Longest. Bus Ride. Ever.

We’ve arrived in Dar Es Salaam. Dirty, hairy (my face), and with a little girl on our lap (Randi’s lap). Now that I’ve had a shower, a decent night of sleep, and gotten a shave at the local barber, I guess it wasn’t that bad (and actually, the longest ride goes to the thirty-hour Kenya-Ethiopia trip, and worst was probably the four-hours-on-a-bumpy-ass-dirt-road-stop-in-every-village Malindi–Lamu ride Sara and I took in 2007). Our bus from Moshi — the main backpackers’ town near Mt. Kilimanjaro — to Dar Es Salaam took longer than we expected, and by the time we arrived last night it was late and we were tired, hungry, and dehydrated. We must have been not too-bad off (or just in survival mode) because I still managed to navigate us to the YWCA hostel where Anique and I stayed last year.

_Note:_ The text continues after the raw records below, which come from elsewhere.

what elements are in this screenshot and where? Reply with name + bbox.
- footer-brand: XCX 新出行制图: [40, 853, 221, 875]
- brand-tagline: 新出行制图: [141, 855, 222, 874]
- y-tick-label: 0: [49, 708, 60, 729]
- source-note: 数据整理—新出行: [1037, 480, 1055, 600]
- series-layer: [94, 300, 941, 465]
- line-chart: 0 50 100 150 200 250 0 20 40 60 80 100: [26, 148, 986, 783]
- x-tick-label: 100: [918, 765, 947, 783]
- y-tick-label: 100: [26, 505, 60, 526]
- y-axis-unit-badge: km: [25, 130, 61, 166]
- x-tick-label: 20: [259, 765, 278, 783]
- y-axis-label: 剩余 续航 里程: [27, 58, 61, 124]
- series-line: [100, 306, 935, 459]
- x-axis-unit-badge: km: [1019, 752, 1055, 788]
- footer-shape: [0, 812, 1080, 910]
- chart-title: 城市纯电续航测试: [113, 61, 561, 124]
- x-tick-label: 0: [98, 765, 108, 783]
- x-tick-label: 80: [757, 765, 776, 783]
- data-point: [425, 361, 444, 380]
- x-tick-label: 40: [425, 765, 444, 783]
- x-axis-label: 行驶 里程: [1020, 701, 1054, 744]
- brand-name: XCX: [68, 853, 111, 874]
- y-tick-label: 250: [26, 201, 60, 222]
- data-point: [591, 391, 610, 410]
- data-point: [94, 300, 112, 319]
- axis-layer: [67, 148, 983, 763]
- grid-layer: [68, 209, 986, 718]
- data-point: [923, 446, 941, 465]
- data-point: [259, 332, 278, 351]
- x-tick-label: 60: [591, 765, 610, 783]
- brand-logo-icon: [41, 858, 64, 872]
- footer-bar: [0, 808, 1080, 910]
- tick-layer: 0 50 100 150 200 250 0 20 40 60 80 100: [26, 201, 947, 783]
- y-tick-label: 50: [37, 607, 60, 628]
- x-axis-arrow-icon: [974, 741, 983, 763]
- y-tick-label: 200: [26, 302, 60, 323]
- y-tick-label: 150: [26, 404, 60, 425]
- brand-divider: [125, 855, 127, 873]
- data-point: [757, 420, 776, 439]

For future reference, out-of-town buses will drop you off at the bus station. As soon as you get out a million taxi dudes will be harassing you. Tell them this: “Wee, bwana, dalla dallas zipo mingi! Siwezi chukua taxi!” (dude, there are so many dalla dallas. I can’t take a taxi!). Just grab your bags and follow the locals outside the bus station and pay your two or three hundred shillings to get to the city center.

We’ve only been on the road for five days but we’ve been pretty busy. We spent Christmas day on the bus to Arusha and the evening eating delicious barbecued chicken at Khan’s BBQ). We immediately took off for Moshi the next day, just in time for Boxing Day, a day which absolutely nothing happens if you’re a tourist in a foreign city. Luckily there are lots of local people who apparently don’t celebrate it, so we had a nice Indian dinner that night. The next morning we went immediately to Mt. Kilimanjaro, the tallest mountain in Africa. It was raining and pretty miserable but the mountain was totally awesome. Lots of dudes were embarking on a several-day hiking expeditions to reach the peak. The National Park gate is just fine for me, thank you very much (and free, minus the bus to Marangu, then a taxi to the gate).

That brings us to Dar, where we are sweating like crazy and have nowhere to wash our clothes. Coastal towns on the Equator are so humid, I don’t know why people love to come to these places. Aren’t there other places which are just as beautiful but less humid? Speaking of beautiful, Zanzibar is. We’re not going there because it seems like a waste of money. It’s quite a lot of money to ride the boat there and back, plus the island is very touristy and that also seems like a waste of money. I think Randi and I will just hang out in Dar Es Salaam for a few days eating chips mayai (fried potatoes and eggs) and shopping for some clothes and souvenirs before heading back to Kenya via Mombasa.